Su dimisión como responsable del Ballet Español de Madrid es un reflejo de los «tentáculos» que extendió por otros departamentos de la comunidad, como el de Cultura. Las fuentes consultadas señalan que se «creó para él el caprichito de un ballet, que no existía» y que al frente del mismo se situó a un responsable, que «colisionó con Castillo, lo echó y se quedó al frente». Como Castillo no quería aparecer, «montó una fundación, una especie de patronato, dirigido por tres personas; él es uno, pero de manera que todo se diluya y que no parezca que es él el que lo lleva».
Pero su poder también llegó hasta convencer a Ayuso de crear una Dirección General de Enseñanzas Artísticas que dependía directamente del consejero de Educación, Emilio Viciana, ahora cesado, sin estar adscrita a ninguna de las tres viceconsejerías que había en su momento. Al frente de toda esta dirección general se encuentra Miguel Olite, cuyo futuro, tras la caída de Castillo, está en el aire.
Castillo presumía de su «relación directa» con Ayuso y llegaba a asegurar a trabajadores de la Comunidad que su puesto de trabajo se lo debían a él; y tuvo algún encontronazo con la anterior consejera de Cultura, hoy en el Ayuntamiento de Madrid, Marta Rivera de la Cruz.
Una de las cosas que más han sorprendido de Antonio Castillo es que, siendo una de las personas más cercanas a la presidenta de la comunidad, arremetiera desde su cuenta en X contra el Partido Popular y su presidente Alberto Núñez Feijóo, e incluso que cuestionara a su jefe de gabinete. Precisamente, y a raíz de la información publicada por este periódico con el título «Educación, un campo de minas que ha terminado por estallar», Castillo respondió en X diciendo: «Señores: ¿no les da vergüenza publicar simplezas al dictado de @marodríguez?», con remisión al jefe de gabinete de Ayuso.
En otro tuit en referencia a uno de Feijóo sobre Venezuela, señala: «Con sus carencias, esta declaración de Núñez Feijóo es la primera ocasión en la que el PP nacional ha estado a la altura de las circunstancias desde que él lo preside». También respondió a Jaime de los Santos en un tuit sobre unas declaraciones de este dirigente también sobre Venezuela: «Era mucho pretender que el PP nacional estuviera a la altura más de 24 horas».
«Política de almoneda»
Más duro fue con otra respuesta al presidente del Partido Popular, al que le dice: «Abraza usted el materialismo socialista y la política de almoneda, y así el frente popular ya ha ganado; habla usted su lenguaje y muerde el anzuelo mientras consuman sus planes por detrás, mientras enfrentan a los españoles entre sí».

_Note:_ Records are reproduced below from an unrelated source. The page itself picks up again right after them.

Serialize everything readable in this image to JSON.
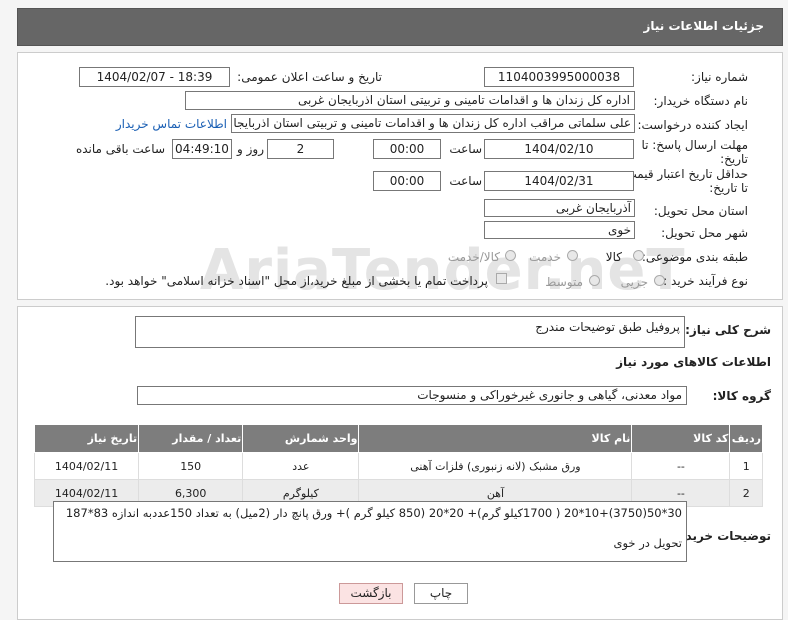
{
  "header": {
    "title": "جزئیات اطلاعات نیاز"
  },
  "watermark": "AriaTender.neT",
  "fields": {
    "need_number_label": "شماره نیاز:",
    "need_number": "1104003995000038",
    "announce_label": "تاریخ و ساعت اعلان عمومی:",
    "announce_value": "1404/02/07 - 18:39",
    "buyer_org_label": "نام دستگاه خریدار:",
    "buyer_org": "اداره کل زندان ها و اقدامات تامینی و تربیتی استان اذربایجان غربی",
    "creator_label": "ایجاد کننده درخواست:",
    "creator": "علی سلماتی مراقب اداره کل زندان ها و اقدامات تامینی و تربیتی استان اذربایجا",
    "contact_link": "اطلاعات تماس خریدار",
    "deadline_label_1": "مهلت ارسال پاسخ: تا",
    "deadline_label_2": "تاریخ:",
    "deadline_date": "1404/02/10",
    "time_label": "ساعت",
    "deadline_time": "00:00",
    "days_value": "2",
    "days_label": "روز و",
    "remaining_time": "04:49:10",
    "remaining_label": "ساعت باقی مانده",
    "validity_label_1": "حداقل تاریخ اعتبار قیمت:",
    "validity_label_2": "تا تاریخ:",
    "validity_date": "1404/02/31",
    "validity_time": "00:00",
    "province_label": "استان محل تحویل:",
    "province": "آذربایجان غربی",
    "city_label": "شهر محل تحویل:",
    "city": "خوی",
    "category_label": "طبقه بندی موضوعی:",
    "category_options": [
      "کالا",
      "خدمت",
      "کالا/خدمت"
    ],
    "process_label": "نوع فرآیند خرید :",
    "process_options": [
      "جزیی",
      "متوسط"
    ],
    "payment_note": "پرداخت تمام یا بخشی از مبلغ خرید،از محل \"اسناد خزانه اسلامی\" خواهد بود."
  },
  "description": {
    "label": "شرح کلی نیاز:",
    "value": "پروفیل طبق توضیحات مندرج"
  },
  "goods": {
    "section_title": "اطلاعات کالاهای مورد نیاز",
    "group_label": "گروه کالا:",
    "group_value": "مواد معدنی، گیاهی و جانوری غیرخوراکی و منسوجات",
    "headers": [
      "ردیف",
      "کد کالا",
      "نام کالا",
      "واحد شمارش",
      "تعداد / مقدار",
      "تاریخ نیاز"
    ],
    "rows": [
      {
        "idx": "1",
        "code": "--",
        "name": "ورق مشبک (لانه زنبوری) فلزات آهنی",
        "unit": "عدد",
        "qty": "150",
        "date": "1404/02/11"
      },
      {
        "idx": "2",
        "code": "--",
        "name": "آهن",
        "unit": "کیلوگرم",
        "qty": "6,300",
        "date": "1404/02/11"
      }
    ]
  },
  "buyer_notes": {
    "label": "توضیحات خریدار:",
    "line1": "30*50(3750)+10*20 ( 1700کیلو گرم)+ 20*20 (850 کیلو گرم )+ ورق پانچ دار (2میل) به تعداد  150عددبه اندازه 83*187",
    "line2": "تحویل در خوی"
  },
  "buttons": {
    "print": "چاپ",
    "back": "بازگشت"
  }
}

La portavoz popular, Ester Muñoz, también fue objeto de sus comentarios negativos en X, a raíz de un comentario sobre Bildu. Castillo replicó: «No: por desgracia para todos, Bildu, HB, la ETA… están en el Parlamento porque Núñez Feijóo y el Partido Popular se negaron por todos los medios a que se instara a ilegalizarlos en el Senado, antes de las elecciones».